There is a massive irony in the fact that Wikipedia is so extremely biased: it was started by someone who cares unusually deeply about neutrality (me), who developed and defended its neutrality policy at great length. Man makes plans, and God laughs.

Jimmy Wales is right. We did originally adopt the neutrality policy to foster "a culture of thoughtful diplomatic honesty." In other words, the way to keep the peace among a radically diverse set of contributors is not to declare winners and losers. But that is only one reason we adopted the policy. There was another key reason: as I have explained, no one has a right to make up your mind for you, especially in an open, global project.

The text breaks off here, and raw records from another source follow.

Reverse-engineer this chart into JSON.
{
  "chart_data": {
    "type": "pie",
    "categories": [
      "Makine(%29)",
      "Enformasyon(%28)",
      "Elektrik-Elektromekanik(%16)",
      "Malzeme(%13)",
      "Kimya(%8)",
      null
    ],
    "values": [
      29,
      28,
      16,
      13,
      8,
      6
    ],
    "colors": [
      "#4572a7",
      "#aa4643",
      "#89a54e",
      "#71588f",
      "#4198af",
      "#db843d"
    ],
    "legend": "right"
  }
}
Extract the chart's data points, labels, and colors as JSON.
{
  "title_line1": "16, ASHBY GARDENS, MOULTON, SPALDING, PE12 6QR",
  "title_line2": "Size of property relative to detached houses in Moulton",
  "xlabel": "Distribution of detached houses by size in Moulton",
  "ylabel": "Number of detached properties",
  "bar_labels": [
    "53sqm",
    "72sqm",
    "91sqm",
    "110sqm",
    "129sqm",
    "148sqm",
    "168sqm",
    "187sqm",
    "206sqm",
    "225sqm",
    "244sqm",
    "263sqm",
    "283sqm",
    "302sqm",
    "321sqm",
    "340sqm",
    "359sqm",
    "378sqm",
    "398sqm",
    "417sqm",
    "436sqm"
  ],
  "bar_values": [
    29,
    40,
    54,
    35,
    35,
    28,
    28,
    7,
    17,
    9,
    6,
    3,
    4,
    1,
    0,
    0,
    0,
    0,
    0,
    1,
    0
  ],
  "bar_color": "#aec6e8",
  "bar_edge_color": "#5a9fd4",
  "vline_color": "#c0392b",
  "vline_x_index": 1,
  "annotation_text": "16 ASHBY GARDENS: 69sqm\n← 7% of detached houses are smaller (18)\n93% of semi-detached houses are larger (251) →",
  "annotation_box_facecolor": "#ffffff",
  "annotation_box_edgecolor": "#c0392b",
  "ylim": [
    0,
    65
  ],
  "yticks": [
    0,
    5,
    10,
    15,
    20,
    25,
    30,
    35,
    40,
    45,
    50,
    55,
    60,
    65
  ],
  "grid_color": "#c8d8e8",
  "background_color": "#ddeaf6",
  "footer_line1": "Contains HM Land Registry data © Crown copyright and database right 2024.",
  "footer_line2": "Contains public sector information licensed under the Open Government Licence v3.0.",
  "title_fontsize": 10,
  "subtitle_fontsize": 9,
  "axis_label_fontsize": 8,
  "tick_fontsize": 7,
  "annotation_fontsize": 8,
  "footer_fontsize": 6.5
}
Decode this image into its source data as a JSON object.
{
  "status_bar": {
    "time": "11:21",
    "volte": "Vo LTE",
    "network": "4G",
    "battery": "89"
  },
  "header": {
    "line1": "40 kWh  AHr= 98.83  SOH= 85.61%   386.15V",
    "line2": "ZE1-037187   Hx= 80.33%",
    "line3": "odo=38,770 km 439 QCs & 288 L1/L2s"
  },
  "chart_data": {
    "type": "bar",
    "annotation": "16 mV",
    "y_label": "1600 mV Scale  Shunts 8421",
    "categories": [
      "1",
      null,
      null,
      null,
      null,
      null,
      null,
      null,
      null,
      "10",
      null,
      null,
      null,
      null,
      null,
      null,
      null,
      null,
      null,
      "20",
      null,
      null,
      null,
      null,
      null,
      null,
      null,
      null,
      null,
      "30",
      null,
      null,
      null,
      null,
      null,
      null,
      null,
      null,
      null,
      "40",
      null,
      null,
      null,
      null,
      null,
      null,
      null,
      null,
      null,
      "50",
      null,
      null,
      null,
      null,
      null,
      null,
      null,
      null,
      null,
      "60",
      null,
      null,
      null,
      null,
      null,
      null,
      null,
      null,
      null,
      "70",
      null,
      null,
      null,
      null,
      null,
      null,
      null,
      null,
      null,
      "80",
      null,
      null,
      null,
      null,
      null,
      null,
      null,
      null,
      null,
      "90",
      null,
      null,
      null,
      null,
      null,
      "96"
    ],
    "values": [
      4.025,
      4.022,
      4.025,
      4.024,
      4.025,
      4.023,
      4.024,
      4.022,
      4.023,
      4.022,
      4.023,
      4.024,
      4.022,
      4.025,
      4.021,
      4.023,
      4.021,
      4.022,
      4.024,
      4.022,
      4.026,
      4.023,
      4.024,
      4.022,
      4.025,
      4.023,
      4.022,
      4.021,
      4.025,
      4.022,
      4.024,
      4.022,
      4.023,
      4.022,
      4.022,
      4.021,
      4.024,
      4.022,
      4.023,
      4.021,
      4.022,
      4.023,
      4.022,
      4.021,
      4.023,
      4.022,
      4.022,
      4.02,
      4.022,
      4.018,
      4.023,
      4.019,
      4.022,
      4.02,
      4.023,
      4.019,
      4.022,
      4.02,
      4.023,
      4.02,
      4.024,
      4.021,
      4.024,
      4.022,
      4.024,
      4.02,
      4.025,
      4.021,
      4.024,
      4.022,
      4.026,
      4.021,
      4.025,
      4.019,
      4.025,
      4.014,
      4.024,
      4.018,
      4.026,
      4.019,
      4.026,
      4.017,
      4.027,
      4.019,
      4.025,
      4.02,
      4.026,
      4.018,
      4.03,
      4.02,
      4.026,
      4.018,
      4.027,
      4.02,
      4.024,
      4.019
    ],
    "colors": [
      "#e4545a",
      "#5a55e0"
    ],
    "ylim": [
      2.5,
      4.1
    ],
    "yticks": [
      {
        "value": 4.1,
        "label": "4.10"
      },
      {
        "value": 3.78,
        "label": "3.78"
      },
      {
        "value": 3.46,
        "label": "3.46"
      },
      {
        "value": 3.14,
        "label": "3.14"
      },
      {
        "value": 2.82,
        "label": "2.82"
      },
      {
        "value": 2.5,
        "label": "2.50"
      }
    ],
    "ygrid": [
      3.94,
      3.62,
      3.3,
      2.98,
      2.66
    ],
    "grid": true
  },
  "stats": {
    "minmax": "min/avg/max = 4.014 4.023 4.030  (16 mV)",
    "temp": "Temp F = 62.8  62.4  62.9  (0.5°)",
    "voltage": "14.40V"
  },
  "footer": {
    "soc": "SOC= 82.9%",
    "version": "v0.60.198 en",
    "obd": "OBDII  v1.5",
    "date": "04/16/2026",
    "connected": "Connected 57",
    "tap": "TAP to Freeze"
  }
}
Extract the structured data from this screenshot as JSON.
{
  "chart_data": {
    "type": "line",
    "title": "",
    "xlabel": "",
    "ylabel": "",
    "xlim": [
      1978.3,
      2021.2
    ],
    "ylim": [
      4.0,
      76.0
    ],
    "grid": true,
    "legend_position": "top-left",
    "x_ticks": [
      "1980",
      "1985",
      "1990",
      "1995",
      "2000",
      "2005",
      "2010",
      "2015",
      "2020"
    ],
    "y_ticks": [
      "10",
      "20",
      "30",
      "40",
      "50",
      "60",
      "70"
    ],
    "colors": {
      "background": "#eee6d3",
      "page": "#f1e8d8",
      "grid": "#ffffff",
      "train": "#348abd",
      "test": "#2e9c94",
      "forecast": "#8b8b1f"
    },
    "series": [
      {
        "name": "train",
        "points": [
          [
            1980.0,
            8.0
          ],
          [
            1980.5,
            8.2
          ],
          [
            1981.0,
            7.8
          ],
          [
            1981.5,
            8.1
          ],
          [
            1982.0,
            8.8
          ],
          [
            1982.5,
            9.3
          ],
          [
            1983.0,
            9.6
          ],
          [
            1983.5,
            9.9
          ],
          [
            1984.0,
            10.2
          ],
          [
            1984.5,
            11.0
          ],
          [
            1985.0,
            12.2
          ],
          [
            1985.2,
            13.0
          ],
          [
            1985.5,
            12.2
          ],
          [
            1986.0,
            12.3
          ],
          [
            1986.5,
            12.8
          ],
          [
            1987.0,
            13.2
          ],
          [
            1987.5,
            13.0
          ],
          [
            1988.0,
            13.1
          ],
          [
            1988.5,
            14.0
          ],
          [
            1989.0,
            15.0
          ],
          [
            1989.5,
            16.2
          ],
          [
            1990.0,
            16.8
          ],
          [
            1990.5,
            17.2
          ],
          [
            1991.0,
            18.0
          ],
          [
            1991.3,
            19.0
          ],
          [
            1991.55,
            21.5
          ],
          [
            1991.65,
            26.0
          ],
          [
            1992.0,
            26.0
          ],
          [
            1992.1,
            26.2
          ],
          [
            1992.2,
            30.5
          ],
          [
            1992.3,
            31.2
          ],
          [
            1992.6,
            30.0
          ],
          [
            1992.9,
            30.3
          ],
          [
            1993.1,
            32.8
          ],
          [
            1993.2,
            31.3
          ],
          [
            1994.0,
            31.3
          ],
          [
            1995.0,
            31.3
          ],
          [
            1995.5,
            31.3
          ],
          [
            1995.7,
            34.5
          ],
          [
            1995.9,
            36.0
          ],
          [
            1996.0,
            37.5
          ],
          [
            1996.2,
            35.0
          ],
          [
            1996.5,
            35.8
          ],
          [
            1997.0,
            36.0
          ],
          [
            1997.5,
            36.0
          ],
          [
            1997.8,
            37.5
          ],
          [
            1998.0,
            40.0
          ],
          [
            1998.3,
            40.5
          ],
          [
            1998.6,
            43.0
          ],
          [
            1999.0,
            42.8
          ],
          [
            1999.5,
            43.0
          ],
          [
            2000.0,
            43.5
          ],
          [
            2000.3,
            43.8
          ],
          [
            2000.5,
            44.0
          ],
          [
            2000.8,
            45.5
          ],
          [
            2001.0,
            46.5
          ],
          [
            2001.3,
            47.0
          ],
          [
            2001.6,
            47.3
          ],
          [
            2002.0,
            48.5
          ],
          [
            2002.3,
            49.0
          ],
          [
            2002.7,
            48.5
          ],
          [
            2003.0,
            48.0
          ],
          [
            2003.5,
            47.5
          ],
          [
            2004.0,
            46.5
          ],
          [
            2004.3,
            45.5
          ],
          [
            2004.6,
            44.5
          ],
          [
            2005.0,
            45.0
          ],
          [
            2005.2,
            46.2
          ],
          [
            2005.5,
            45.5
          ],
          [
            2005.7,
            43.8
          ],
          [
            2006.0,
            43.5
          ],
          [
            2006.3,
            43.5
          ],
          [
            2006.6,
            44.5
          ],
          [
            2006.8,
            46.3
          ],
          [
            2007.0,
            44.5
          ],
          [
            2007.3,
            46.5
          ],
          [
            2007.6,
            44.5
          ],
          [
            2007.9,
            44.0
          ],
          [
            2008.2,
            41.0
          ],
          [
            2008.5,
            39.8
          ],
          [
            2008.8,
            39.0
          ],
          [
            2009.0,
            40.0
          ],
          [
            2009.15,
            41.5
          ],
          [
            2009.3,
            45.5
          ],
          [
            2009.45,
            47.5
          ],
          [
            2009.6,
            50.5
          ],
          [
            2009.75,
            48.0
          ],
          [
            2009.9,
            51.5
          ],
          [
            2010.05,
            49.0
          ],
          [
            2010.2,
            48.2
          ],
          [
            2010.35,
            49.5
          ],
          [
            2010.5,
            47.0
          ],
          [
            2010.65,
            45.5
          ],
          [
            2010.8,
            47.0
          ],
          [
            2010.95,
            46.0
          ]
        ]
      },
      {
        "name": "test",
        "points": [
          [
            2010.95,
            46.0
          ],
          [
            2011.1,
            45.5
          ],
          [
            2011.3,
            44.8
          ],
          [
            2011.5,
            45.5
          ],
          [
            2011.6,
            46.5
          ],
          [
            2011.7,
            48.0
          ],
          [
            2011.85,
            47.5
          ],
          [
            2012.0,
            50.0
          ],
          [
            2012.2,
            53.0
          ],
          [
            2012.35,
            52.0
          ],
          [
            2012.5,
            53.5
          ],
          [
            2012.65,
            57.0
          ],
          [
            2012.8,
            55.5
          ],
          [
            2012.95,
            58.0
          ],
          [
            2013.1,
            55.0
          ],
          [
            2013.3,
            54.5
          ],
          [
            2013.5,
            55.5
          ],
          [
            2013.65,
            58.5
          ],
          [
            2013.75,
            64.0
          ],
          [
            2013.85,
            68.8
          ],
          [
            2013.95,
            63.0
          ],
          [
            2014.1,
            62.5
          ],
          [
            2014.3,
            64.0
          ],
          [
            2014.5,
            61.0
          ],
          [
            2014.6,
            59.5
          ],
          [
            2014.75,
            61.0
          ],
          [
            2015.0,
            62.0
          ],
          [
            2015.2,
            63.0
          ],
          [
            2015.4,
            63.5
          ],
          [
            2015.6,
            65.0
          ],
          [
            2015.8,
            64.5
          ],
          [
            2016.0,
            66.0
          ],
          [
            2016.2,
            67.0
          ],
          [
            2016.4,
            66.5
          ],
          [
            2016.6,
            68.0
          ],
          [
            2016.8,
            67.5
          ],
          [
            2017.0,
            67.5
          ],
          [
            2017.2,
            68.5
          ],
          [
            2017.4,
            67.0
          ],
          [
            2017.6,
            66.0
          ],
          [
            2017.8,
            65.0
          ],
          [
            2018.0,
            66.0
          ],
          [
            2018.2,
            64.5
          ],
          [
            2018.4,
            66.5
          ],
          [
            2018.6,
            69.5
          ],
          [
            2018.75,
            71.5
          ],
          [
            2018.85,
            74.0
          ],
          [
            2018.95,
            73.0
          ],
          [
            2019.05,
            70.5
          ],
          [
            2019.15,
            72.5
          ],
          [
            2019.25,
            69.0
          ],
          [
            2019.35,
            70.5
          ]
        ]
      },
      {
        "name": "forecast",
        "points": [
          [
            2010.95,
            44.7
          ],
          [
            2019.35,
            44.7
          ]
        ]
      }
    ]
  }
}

Compare how Britannica and Wikipedia introduce the traditional system of Indian medicine called Ayerveda.
Britannica is respectful.
Wikipedia has no fewer than four dismissive epithets in the first paragraph: "quackery," "pseudoscientific," "protoscience," and "unscientific."... Not long ago, this article would have been regarded as a deep offense against multiculturalism. ... It is not the role of an encyclopedia to tell people what to think or to cast aspersions on entire cultures. ... Wikipedia should make *no* claims on its own behalf about what is (effective) medicine; that is not the role of an encyclopedia. It can repeat research on that though. ... You assume that you can detect what "modern medicine," or other scientific or scholarly work, really is, i.e., whether it actually passes muster of the scientific method. ... If the systems of peer review is screwed up, you can't. Nor if medical research is tainted by filthy lucre from Big Pharma. The world is considerably more complicated than the silly children at Wikipedia think it is. Britannica at least understands that much.